Krüger deutet an, dass das Dorf lange Zeit zerstritten war, das ständige Gegeneinander aber langsam überwunden werde. Den gemeinschaftlichen Neubeginn habe der Verein »Lindendorf Alt Rehse« bewirkt. Krüger freut sich, dass hier alle dabei sind - vom Gutverdiener bis zum Hartz IV-Bezieher, auch einige der ehemaligen »Lebenspark«-Bewohner machen mit.

Das Verhältnis zur EBB ist allerdings nicht gerade innig, es gab erst wenige gemeinsame Veranstaltungen. Von beiden Seiten wird beteuert, dass man sich nicht in alles hineinreden lassen wolle. Politik, erklärt der pensionierte Journalist Krüger, finde im Lindendorf-Verein direkt nicht statt. Erst nach den Sitzungen, bei einem Bier, kochen die Diskussionen mal hoch. Dies übrigens häufig entlang alter Ost-West-Differenzen, etwa bei der Einschätzung der US-Politik.

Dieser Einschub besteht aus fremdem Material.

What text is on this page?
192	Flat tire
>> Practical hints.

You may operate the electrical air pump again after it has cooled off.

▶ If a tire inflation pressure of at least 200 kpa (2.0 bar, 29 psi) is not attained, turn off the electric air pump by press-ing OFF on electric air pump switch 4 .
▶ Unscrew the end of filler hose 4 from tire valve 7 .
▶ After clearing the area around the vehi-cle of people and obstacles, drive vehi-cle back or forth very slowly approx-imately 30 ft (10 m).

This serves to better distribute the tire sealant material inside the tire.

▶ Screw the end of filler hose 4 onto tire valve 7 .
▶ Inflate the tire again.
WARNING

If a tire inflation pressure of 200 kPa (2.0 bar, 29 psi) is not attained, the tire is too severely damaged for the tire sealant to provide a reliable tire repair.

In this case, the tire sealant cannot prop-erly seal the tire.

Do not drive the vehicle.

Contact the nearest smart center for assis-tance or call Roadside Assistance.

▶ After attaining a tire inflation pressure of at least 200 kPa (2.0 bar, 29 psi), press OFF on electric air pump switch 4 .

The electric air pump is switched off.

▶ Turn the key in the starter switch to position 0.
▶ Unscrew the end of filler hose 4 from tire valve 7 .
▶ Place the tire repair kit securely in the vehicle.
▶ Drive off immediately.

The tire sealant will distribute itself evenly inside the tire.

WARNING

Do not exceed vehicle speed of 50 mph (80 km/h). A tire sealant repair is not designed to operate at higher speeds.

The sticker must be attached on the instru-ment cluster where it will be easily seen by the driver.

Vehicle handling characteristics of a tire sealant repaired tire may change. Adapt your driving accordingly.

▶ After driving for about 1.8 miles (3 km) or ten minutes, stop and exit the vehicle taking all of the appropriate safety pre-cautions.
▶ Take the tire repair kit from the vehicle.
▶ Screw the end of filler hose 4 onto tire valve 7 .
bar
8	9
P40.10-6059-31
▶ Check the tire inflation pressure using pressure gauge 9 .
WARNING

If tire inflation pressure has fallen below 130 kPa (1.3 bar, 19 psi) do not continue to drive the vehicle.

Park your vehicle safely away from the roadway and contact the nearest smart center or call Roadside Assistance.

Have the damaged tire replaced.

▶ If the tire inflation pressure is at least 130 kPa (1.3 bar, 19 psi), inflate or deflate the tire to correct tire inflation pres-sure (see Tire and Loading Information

Was werden die Wahlen am 4. September in Alt Rehse bringen? Ortsvorsteher Krüger, der früher für die LINKE im Stadtparlament von Penzlin saß, ahnt, dass sich einzelne Dorfbewohner der AfD zugewandt haben - öffentlich machten sie das aber nicht. In den Vorjahren gab es im früheren Standort der NS-Ärzteschule Alt Rehse zweistellige NPD-Wahlergebnisse.